Une fois par décade, comme nous l'avons dit ailleurs, le Premier Consul recevait les ambassadeurs et les étrangers, qui lui étaient présentés par les ministres de leur nation. Il parcourait les rangs de l'assemblée toujours nombreuse, suivi de ses aides-de-camp. Madame Bonaparte venait après lui, accompagnée des dames du palais. C'était le même cérémonial qu'on observait dans les autres cours, avec un moindre cortége d'aides-de-camp et de dames d'honneur, mais avec l'incomparable éclat qui entourait le général Bonaparte. Deux fois par décade il invitait à dîner les personnages éminents de la France et de l'Europe, et une fois par mois il donnait dans la galerie de Diane un repas, auquel cent conviés étaient quelquefois appelés. Ces jours-là il tenait cercle aux Tuileries dans la soirée, et admettait auprès de lui les hauts fonctionnaires, les ambassadeurs, les personnes de la haute société française qui se rapprochaient du gouvernement. Portant toujours le calcul dans les moindres choses, il prescrivait à sa famille certains costumes, pour en rendre l'usage général par l'imitation. Il ordonnait, l'habit de soie, pour faire revivre autant que possible les soieries de Lyon.
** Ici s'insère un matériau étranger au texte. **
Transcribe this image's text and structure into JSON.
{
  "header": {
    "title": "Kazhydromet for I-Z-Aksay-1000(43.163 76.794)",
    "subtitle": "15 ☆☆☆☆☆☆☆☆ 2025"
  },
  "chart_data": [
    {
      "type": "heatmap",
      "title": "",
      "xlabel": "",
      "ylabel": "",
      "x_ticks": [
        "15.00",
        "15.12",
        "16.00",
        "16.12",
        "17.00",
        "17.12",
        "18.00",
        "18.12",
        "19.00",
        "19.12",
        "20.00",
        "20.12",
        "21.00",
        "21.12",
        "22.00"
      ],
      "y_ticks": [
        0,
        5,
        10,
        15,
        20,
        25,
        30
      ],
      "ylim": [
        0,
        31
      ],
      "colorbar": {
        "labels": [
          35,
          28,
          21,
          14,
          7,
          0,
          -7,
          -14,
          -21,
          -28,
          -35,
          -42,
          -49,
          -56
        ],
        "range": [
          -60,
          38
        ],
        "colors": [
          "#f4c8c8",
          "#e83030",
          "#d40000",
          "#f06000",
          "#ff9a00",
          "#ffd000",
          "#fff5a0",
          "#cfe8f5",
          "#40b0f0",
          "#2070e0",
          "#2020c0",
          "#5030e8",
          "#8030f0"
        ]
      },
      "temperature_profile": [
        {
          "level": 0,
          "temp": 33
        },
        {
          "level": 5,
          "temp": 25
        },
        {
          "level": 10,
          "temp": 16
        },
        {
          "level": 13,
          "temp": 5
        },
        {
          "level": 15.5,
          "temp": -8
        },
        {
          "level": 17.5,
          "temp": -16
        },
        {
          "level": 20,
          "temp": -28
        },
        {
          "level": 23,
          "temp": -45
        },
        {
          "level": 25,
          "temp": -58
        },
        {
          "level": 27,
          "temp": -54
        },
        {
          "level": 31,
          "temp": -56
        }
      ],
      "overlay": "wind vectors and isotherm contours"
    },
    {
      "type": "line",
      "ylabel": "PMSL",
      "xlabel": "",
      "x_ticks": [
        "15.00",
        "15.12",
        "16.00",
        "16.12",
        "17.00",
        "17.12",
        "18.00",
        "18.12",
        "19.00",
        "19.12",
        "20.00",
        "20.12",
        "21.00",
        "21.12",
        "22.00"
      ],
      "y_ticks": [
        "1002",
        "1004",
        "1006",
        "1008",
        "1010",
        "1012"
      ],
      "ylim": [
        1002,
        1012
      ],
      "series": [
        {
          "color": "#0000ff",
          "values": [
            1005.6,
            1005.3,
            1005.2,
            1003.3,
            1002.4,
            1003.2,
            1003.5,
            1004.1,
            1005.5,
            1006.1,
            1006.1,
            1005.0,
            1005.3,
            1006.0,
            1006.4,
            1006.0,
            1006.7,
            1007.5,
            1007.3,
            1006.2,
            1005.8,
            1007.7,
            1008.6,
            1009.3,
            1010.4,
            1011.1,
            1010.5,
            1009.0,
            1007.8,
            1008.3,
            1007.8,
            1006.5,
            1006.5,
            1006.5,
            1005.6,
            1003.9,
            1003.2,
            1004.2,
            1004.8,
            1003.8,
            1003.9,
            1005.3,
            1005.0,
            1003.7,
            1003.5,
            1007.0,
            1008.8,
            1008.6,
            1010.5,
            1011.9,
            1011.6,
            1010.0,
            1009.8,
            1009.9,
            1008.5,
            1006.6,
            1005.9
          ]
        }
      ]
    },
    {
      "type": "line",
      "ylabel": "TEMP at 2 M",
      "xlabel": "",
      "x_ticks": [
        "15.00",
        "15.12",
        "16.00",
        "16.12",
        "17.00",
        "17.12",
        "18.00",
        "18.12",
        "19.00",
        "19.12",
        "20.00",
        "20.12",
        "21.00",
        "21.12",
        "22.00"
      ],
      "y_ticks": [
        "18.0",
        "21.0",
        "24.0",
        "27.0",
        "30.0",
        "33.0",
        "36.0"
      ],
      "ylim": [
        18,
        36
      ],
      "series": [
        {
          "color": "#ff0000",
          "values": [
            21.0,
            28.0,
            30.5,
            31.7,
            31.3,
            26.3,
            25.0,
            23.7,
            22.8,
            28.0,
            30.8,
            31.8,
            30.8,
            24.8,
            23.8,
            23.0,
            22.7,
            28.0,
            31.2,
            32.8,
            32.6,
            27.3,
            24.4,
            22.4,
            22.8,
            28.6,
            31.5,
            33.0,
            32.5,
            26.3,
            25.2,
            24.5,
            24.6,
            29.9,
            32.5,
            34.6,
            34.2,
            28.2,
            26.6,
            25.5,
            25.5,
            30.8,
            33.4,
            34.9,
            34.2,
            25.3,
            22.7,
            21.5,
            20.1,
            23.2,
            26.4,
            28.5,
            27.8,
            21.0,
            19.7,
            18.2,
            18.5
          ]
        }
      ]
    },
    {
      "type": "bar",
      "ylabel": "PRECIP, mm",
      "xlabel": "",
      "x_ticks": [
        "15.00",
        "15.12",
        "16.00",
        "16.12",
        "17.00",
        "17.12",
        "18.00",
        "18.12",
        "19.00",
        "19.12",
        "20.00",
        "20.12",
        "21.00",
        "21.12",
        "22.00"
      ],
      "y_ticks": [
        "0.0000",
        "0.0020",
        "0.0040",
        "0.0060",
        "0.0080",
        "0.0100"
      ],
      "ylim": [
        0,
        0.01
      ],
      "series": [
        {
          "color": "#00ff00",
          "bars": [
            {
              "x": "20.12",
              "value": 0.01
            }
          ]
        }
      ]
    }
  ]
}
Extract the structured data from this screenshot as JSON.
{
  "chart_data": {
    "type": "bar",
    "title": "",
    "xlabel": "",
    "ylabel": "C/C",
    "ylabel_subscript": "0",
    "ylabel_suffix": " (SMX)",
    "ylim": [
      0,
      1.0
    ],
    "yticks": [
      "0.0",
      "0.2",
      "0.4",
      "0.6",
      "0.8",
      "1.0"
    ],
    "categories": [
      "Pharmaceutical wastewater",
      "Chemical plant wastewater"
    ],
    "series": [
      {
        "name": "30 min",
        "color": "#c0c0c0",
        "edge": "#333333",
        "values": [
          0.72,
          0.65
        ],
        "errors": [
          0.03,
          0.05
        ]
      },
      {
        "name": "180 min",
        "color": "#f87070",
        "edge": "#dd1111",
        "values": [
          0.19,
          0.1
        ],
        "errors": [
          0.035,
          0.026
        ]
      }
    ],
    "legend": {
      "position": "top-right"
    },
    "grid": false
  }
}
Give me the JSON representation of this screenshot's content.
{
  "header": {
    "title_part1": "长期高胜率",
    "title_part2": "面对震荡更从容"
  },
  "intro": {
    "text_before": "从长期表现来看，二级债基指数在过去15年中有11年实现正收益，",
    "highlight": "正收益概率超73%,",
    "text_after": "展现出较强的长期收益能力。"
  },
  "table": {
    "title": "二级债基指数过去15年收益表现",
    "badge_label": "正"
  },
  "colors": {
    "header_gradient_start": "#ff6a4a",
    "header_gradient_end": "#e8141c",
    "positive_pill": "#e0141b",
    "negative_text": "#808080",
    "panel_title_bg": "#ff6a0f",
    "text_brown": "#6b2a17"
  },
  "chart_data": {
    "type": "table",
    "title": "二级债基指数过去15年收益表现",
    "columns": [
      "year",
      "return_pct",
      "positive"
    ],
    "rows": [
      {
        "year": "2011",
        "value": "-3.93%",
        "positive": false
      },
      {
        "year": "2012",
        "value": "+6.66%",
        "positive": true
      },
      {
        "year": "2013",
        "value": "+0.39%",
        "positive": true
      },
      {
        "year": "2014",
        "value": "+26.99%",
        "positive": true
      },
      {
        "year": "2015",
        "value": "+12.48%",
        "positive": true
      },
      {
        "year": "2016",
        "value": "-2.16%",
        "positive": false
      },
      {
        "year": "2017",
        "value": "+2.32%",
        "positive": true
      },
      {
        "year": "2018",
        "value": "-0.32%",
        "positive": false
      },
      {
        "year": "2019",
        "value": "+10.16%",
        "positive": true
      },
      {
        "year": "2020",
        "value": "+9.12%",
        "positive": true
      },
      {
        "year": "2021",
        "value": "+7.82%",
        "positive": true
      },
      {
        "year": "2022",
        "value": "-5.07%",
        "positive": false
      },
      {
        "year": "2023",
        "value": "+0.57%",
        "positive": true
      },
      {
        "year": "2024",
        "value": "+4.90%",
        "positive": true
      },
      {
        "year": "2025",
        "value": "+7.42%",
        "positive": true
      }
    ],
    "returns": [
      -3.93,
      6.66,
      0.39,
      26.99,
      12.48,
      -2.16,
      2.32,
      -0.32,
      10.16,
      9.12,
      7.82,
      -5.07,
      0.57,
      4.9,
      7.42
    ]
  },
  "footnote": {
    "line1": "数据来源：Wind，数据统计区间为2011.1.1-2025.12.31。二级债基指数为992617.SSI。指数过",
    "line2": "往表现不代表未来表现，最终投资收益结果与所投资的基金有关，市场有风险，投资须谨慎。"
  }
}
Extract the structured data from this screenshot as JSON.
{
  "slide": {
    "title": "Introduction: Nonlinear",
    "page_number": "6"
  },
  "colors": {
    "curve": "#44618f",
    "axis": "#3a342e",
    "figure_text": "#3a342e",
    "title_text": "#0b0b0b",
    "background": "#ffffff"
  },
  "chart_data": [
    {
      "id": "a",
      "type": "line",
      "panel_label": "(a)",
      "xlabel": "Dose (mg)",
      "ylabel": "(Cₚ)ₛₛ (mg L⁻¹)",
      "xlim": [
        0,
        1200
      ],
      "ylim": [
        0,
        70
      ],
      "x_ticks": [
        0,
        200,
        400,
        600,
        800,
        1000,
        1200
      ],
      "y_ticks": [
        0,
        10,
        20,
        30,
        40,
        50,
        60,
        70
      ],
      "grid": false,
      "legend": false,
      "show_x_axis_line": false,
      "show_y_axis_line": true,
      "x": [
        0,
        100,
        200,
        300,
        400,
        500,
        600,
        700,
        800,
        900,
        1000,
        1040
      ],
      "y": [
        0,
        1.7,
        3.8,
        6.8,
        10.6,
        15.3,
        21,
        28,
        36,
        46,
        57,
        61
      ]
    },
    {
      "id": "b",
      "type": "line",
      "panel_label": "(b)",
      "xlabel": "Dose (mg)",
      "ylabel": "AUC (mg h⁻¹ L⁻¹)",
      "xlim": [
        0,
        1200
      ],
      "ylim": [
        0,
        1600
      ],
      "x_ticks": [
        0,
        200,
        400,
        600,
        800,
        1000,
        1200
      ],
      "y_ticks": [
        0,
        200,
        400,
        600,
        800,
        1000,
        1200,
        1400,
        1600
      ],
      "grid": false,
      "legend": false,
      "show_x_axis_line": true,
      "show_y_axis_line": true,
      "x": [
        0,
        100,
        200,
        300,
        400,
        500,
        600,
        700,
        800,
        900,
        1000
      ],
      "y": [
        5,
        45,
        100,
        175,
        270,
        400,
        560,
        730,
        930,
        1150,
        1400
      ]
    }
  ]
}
Il recommandait à sa femme l'étoffe connue sous le nom de linon, afin de favoriser les fabriques de Saint-Quentin[18]. Quant à lui, simple entre tous, il portait un modeste habit de chasseur de la garde consulaire. Il avait obligé ses collègues à porter l'habit brodé de consul, et à tenir cercle chez eux, pour y répéter, quoique avec moins d'éclat, ce qui se faisait aux Tuileries.

Paris pendant l'hiver de 1801 à 1802.

Cet hiver de 1801 à 1802 (an X) fut extrêmement brillant, par la satisfaction qui régnait dans toutes les classes, les unes heureuses de rentrer en France, les autres de jouir enfin d'une entière sécurité, les autres d'entrevoir dans la paix maritime des perspectives illimitées de prospérité commerciale. Les étrangers contribuèrent par leur affluence à l'éclat des fêtes de l'hiver. Parmi les personnages qui parurent à Paris à cette époque, il y en eut deux qui attirèrent l'attention générale: l'un était un Anglais illustre, l'autre un émigré dont le nom avait autrefois occupé la renommée.

Voyage de M. Fox à Paris.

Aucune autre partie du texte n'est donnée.